Business and UN leaders to chart the path forward for a sustainable Africa 

Africa’s private sector has traditionally been a key driver of economic growth, job creation and innovative solutions for a myriad of challenges facing the African people. The Covid-19 pandemic coupled with other forces such as digitization and globalization will be the stress test to addressing other emerging issues as captured under by the Sustainable Development Goals such as climate change. 

Examining the private sector’s response in dealing with the Covid-19 pandemic exposes the agility, creativity and determination of the African people.  

Kenya’s private health sector responded by supporting the government “walk the talk”. Kenya has a robust private sector and established coordination structures that existed before the pandemic. The private sector has supported containment activities including public awareness campaigns, testing and other rapid response initiatives. 

A team of companies in e-commerce, manufacturing and micro-distribution created a platform called Safe Hands Kenya to deploy free soap, hand sanitizer, cleaners, disinfectants and masks through hundreds of thousands of distribution points. 

Elsewhere, necessity has been the mother of invention. In Ghana, the Kwame Nkrumah University of Science and Technology and Incas Diagnostics invented an optimized Rapid Diagnostic Test (RDT) kit to support the national testing regime.  

South Africa launched a national ventilator project to manufacture medical equipment that helps Covid-19 patients to breathe. Distillers and chemical companies such as Distell and Sasol in southern Africa adapted production lines to manufacture hand sanitizers. Garment manufacturers in almost every country sewed protective clothing for doctors and nurses. 

If there is a silver lining to the health emergency triggered by the COVID-19 pandemic, it is that this resourcefulness and self-reliance will stand African businesses and governments and civil society well as they begin to chart their recoveries. 

Another lesson is the importance of collaboration. Across the continent, telecom groups have worked with health ministries to set up Covid hotlines with advice on how to prevent and manage infection.
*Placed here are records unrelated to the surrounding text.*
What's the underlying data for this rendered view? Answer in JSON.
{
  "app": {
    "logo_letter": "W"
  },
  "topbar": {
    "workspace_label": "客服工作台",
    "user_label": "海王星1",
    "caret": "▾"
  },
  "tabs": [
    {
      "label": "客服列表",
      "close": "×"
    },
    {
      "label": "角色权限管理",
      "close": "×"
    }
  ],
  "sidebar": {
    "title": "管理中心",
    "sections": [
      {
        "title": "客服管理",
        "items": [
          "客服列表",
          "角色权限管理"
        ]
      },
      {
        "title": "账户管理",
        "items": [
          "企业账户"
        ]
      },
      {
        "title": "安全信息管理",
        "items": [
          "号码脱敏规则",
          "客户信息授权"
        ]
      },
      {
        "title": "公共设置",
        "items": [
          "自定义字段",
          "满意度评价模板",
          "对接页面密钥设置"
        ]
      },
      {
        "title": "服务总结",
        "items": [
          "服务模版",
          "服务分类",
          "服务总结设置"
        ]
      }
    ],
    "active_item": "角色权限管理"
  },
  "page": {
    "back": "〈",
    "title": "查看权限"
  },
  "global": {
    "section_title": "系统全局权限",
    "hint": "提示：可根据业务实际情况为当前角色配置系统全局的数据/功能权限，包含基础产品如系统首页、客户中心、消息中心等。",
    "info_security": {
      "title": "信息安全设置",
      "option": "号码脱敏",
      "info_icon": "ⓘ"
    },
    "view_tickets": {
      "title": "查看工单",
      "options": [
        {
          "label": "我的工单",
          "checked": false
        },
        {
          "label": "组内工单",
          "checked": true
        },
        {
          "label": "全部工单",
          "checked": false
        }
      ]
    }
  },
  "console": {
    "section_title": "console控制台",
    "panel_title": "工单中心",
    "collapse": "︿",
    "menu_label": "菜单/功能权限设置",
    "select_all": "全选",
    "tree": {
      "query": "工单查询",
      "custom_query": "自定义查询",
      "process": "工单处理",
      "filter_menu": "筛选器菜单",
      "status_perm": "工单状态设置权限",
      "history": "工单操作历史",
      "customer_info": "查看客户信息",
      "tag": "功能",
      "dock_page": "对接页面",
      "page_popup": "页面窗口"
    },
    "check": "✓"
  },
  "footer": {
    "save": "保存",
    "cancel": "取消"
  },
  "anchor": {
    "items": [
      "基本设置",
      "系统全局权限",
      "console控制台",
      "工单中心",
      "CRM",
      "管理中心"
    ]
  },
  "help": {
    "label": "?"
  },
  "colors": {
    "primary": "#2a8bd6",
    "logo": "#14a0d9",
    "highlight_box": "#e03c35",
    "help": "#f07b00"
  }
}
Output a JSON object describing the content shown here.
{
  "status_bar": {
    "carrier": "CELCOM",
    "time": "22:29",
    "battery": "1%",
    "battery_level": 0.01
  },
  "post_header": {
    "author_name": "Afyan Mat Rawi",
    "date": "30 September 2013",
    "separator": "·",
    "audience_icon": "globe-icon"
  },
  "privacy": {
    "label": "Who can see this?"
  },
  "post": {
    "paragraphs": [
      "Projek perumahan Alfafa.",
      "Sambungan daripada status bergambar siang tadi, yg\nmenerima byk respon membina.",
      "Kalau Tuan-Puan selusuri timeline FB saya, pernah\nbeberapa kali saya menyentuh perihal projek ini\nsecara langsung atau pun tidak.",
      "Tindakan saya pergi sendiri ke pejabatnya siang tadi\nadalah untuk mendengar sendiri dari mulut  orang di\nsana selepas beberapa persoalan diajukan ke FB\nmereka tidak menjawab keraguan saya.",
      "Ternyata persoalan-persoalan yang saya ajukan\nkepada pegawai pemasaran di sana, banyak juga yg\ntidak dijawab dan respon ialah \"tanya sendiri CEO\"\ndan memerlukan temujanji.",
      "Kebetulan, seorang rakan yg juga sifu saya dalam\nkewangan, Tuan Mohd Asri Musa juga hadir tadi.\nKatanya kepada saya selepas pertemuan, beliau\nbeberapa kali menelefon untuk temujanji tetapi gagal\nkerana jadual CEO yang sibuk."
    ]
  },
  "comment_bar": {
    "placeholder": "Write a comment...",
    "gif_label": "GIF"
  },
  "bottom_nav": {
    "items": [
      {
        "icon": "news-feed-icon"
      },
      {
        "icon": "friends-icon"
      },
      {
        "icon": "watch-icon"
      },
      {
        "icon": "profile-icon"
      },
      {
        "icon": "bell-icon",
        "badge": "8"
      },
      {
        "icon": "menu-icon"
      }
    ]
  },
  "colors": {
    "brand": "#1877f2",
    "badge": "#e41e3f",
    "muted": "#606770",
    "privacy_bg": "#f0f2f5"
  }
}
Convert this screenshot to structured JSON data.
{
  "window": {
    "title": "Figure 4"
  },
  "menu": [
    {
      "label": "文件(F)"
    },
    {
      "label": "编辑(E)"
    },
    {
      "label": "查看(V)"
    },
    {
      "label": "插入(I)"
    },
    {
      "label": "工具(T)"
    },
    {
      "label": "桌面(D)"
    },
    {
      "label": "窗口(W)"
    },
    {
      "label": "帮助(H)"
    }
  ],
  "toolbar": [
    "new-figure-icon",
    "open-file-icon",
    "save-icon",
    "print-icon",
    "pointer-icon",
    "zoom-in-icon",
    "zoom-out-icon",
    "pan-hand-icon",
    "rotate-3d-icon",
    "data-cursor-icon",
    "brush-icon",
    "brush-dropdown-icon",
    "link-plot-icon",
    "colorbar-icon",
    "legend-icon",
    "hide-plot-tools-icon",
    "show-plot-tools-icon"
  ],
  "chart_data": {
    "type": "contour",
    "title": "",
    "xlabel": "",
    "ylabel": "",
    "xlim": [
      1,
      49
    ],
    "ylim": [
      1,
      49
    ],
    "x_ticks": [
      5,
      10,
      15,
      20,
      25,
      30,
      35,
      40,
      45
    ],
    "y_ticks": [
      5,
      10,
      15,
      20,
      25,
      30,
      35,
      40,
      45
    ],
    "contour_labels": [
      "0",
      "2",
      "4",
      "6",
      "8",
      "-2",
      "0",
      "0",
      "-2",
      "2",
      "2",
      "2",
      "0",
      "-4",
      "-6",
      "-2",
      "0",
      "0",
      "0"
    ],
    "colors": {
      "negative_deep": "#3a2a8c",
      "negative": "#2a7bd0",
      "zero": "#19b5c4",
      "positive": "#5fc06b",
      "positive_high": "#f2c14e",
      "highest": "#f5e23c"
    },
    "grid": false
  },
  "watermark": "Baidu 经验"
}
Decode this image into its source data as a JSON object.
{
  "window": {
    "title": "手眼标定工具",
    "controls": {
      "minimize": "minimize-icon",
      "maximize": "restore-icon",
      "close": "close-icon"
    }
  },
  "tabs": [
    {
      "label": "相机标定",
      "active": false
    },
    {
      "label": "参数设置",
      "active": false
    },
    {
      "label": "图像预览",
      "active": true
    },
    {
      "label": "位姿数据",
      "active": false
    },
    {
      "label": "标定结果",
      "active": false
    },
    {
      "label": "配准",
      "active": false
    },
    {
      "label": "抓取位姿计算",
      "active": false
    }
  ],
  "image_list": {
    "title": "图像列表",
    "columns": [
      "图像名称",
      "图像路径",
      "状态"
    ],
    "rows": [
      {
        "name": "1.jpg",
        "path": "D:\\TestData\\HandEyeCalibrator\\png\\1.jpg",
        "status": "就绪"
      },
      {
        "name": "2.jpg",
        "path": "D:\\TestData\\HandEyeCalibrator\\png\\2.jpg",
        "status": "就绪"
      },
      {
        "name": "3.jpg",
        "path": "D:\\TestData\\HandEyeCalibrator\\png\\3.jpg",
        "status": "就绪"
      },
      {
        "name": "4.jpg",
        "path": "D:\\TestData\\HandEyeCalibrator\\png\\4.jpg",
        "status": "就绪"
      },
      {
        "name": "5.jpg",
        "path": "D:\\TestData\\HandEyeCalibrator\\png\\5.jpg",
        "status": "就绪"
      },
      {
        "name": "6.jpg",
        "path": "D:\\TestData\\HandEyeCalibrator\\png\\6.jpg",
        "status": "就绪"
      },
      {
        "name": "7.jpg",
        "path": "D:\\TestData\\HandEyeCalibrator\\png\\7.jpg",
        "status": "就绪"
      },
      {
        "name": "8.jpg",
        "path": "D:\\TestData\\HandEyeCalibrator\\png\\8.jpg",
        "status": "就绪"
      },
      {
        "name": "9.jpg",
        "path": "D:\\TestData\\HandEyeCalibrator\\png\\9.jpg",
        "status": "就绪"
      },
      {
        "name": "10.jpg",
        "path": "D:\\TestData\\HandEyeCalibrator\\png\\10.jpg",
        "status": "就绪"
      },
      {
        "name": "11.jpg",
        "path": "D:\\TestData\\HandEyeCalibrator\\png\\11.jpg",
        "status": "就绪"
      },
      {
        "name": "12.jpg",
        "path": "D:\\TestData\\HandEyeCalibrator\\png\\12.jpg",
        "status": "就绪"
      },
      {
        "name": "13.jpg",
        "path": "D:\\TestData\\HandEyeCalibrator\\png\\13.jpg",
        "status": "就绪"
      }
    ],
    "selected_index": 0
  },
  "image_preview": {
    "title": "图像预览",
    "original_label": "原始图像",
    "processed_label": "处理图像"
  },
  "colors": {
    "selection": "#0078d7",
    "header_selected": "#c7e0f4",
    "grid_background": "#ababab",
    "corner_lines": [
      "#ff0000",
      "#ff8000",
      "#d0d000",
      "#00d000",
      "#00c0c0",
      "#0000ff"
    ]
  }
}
Call any phone in Ethiopia and you will be greeted with a jingle on the importance of washing hands. In South Africa, a public-private partnership with Uber and other transport companies has enabled South African patients suffering from chronic diseases to receive their medicines directly at home, without the risk of being infected by going to hospital.  

But perhaps the most important thing we have learnt from this pandemic, in Africa and elsewhere, is that companies are only as healthy as the communities they serve. And it is this insight that has driven banks, utilities and telecom companies to extend lifelines to their customers. During lockdown, Burkina Faso’s water and electricity utilities waived payment for women entrepreneurs in the fruit and vegetable sector, in recognition of their key contribution to family incomes. 

In Nigeria, the Bank of Industry cut interest rates and granted a moratorium on principal repayments for businesses adversely affected by Covid. Kenya’s biggest telecom operator Safaricom waived fees on small mobile money transfers during the outbreak, as well as doubling bandwidth to support those working from home. 

African businesses are trying to do their best to help the continent’s response to the pandemic remain a sustainable one. “The African continent’s response to the COVID-19 pandemic has provided valuable lessons for the rest of the world in meeting this challenge,” said United Nations Secretary-General Antonio Guterres. “Global solidarity with Africa is an imperative—now, and for recovering better.”